Tracks in Colombia

Understanding the armed conflict in Colombia with rigour and criterion is not a simple question. Fifty years of armed violence have passed with the result of 300,000 fatal victims and more than six million persons displaced by the pressure of criminal groups.
Tracks in Colombia
02
Apirila
2017
Berria
PARTEKATU
02 Apirila 2017 | Berria

This week I took part in a visit to the South American country as a member of the Senate Human Rights Inter-group. My first perception was that the concern that exists internationally over the situation has its reflection within the country itself. I want to leave a record that not all the problems being lived can be considered exclusively a consequence of the conflict. As well as problems derived from years of violence, the country is facing severe economic problems connected with the drop the price of oil and also social problems with a widening of the differences between rich and poor, one of the greatest in the world.

The 2nd of October last year was a point of inflection in Colombian politics. On this day, the plebiscite took place in which the public was asked its opinion regarding the agreement signed in Havana between the Government of Juan Manuel Santos and the FARC of Rodrigo Londoño, alias Timochenko. The crude reality won and after dozens of heads of state, international organisations, national and international Press, social agents and an endless number of groups positioned themselves in favour of the Yes to the agreement, the public voted for No. The result shows a very polarised situation since the difference was less than 0.5% of votes for a total of 13 million voters. In any case, the victory of the No to the agreement was joined by the very low turnout of 40%. This turnout does not cancel the constitutional nature of the plebiscite, but shows the low interest of the public with regard to a political decision of the highest level.

There are many "truths" hidden behind this serious conflict. My visit coincided with a demonstration in Bogota, a real demonstration in full of force against the Havana Agreement that brought hundreds of thousands of persons to the street. They were called through Twitter by the ex-President of the country who is now responsible for the only political party in the Parliament against the peace agreement, Álvaro Uribe. My presence allowed me to talk directly with many persons who wished to demonstrate and I could check that both in the plebiscite and in the later demonstrations, there is an underlying conflict between the current and previous Presidents, a fight led by Santos and Uribe. Many of the persons who demonstrated did so in reality as a demonstration criticising the government's political force.

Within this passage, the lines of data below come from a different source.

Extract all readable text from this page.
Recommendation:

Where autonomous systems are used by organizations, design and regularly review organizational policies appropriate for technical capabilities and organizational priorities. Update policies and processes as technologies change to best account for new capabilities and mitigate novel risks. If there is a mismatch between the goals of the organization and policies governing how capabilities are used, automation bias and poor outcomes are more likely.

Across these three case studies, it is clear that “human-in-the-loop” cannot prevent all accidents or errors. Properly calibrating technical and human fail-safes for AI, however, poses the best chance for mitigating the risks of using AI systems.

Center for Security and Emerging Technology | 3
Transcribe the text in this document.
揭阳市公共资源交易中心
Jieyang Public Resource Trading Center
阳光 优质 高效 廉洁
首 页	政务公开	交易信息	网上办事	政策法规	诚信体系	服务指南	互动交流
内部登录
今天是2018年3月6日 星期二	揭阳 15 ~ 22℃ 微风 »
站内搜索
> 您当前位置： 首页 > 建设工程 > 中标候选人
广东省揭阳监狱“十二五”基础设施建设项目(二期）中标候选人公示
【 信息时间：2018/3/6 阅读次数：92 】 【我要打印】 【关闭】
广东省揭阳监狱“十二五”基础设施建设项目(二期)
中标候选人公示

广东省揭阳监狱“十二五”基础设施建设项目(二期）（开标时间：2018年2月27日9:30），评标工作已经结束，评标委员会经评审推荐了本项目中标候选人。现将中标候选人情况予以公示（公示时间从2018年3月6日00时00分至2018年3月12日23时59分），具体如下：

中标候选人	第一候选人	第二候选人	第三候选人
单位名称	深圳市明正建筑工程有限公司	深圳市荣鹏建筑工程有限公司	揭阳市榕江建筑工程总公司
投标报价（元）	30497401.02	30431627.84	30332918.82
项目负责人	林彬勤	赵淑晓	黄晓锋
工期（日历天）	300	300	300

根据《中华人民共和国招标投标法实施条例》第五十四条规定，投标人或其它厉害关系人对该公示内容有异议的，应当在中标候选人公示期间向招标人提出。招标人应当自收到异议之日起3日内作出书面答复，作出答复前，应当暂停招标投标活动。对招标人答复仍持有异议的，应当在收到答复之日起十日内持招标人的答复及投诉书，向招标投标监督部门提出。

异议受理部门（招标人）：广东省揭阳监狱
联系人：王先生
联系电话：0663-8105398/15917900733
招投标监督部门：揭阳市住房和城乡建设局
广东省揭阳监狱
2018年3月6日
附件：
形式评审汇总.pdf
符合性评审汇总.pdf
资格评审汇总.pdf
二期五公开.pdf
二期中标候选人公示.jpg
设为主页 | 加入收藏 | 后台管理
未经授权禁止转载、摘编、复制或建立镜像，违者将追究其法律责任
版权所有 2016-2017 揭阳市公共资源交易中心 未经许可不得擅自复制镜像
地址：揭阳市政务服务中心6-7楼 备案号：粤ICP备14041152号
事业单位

The No in the referendum revealed part of the intrigues and plays of interest that have been produced throughout the entire process. Today it is remembered that President Santos had no obligation to call the plebiscite, given that he had the competence to approve an agreement as that with which he negotiated with the FARC. In fact it is known today that many organisations and consultants advised against the consultation means and that the President and his Government firmly agreed in the backing of the public and, above all, understood that social support would drive the process with a strengthening of his political position. The result was the contrary to that desired - the victory of the No together with the low turnout has weakened the President's credibility and that of the agreement. In any case, all the political parties except for that of Álvaro Uribe, are inclined to continue with the agreement. 

This is one of the great contradictions that Colombia is living with regard to this weak process of peace. In reality, what is relevant is that the country is approaching presidential elections in 2018 and although neither of the two main forces has a candidate yet, they do have programmes: to show themselves in favour of or against the peace process. The underlying problem is that short-term electoral objectives are imposing themselves over the opportunity to close five decades of violence in the country vigorously, in an orderly manner and definitively.

The peace progress continues and this week the monitoring committee has been started for implementing of the agreement reached in Havana. Both Felipe González, appointed a member of the committee at the proposal of the Santos Government, and José Mujica, appointed at the insistence of the FARC, will share the responsibility for preparing reports on the progress or non-compliances in the implementation of the agreements. The main objective of this committee is the interpretation of the agreement in the event of conflict between the parties as well as being responsible for assessing the compliance with the laws and legislative reforms that must be undertaken.

I was able to meet with many persons during these days. Notable was the meeting with the ex-President Álvaro Uribe, who stated his unease with the Government of Mariano Rajoy for its support for the positions of the Santos executive in favour of the peace process in Colombia. From our perspective, this position is relevant because it is paradoxical and inconsistent that Rajoy, who during all these years has shown his inflexibility regarding the definitive ceasing of ETA’s terrorism, is backing and supporting dialogue and the agreement with the FARC in Colombia.

More than eight million victims in Colombia have lived and live some type of suffering as a consequence of the conflict, a figure that continues to grow day by day even though the period agreed for declaring themselves as victims as ended. The ending of all this pain requires overcoming a complex process that will need the support of everyone so that good germinates in Colombian land, as expressed in its national anthem, evidently referring to preterit epochs, "in ways of pain the good already germinates."